Individuals cannot make alloantibodies to antigens that they possess in
their RBCs therefore the last step in identification studies is to test the patients RBCs for the corresponding antigen. A negative result is expected, providing additional evidence that the identification is correct. If the patients RBCs are positive for the corresponding antigen, misidentification of the antibody or a false positive typing are most likely the explanation Antigen typing can also help resolve complex cases, as it may eliminate possible specificities It is not typical to do extended typing on all patients with antibodies, however , judicious use of this procedure can be useful, especially in patients who chronically receive transfusions and at risk for alloimmunization, such patients with sickle cell disease or thalassemia
Phenotyping may be complicated when a patient has a positive DAT or has
been transfused in the last 3 months. Positive DAT is may be due to IgG coating the RBCs. Removal of the antibody coating will be necessary to get an accurate phenotype. 2 reagents useful in stripping antibody from the RBC surface:
Chloroquine diphosphate- washed RBCs are incubated with the
reagent at room temperature for 30 mins. to 2 hours. These cells are washed to remove the chloroquine diphosphate. When the treated cells yield a negative DAT, they may then be phenotyped Acid glycine/EDTA (EGA)- rapid method for removing antibody. Kell antigens are denatured in this method, so patient cells cannot be reliably typed for these antigens.

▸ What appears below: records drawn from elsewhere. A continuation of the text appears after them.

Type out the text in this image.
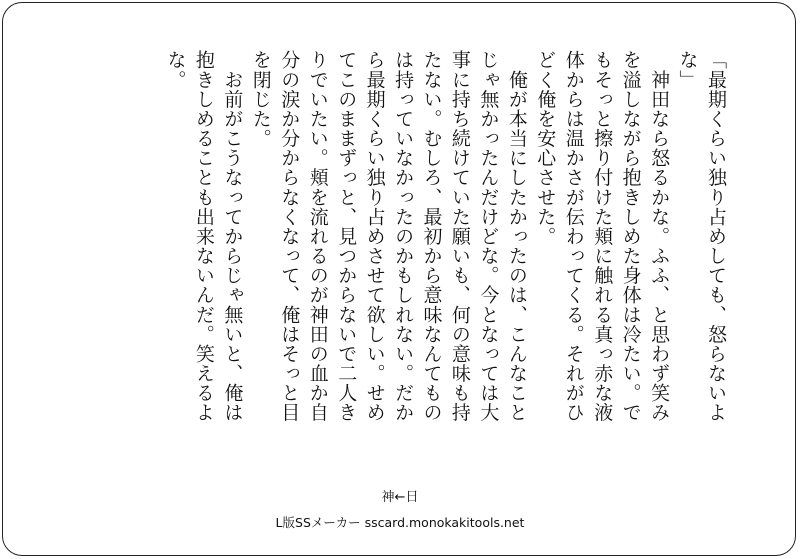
「最期くらい独り占めしても、怒らないよ
な」
　神田なら怒るかな。ふふ、と思わず笑み
を溢しながら抱きしめた身体は冷たい。で
もそっと擦り付けた頬に触れる真っ赤な液
体からは温かさが伝わってくる。それがひ
どく俺を安心させた。
　俺が本当にしたかったのは、こんなこと
じゃ無かったんだけどな。今となっては大
事に持ち続けていた願いも、何の意味も持
たない。むしろ、最初から意味なんてもの
は持っていなかったのかもしれない。だか
ら最期くらい独り占めさせて欲しい。せめ
てこのままずっと、見つからないで二人き
りでいたい。頬を流れるのが神田の血か自
分の涙か分からなくなって、俺はそっと目
を閉じた。
　お前がこうなってからじゃ無いと、俺は
抱きしめることも出来ないんだ。笑えるよ
な。
神←日
L版SSメーカー sscard.monokakitools.net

Absorption method- done when coating antibody resists elution.
Phenotyping patients who recently undergone transfusion is difficult because they show mixed field agglutination, so to resolve this one, RETICULOCYTE TYPING is employed. Note: positive and negative control cells should be tested with each antisera used for antigen typing, on the day of use. Positive control should have heterozygous antigen expression to ensure that the antiserum has the sensitivity to detect small quantities of antigen. The negative control cell should lack the target antigen to confirm reactivity with only the target antigen.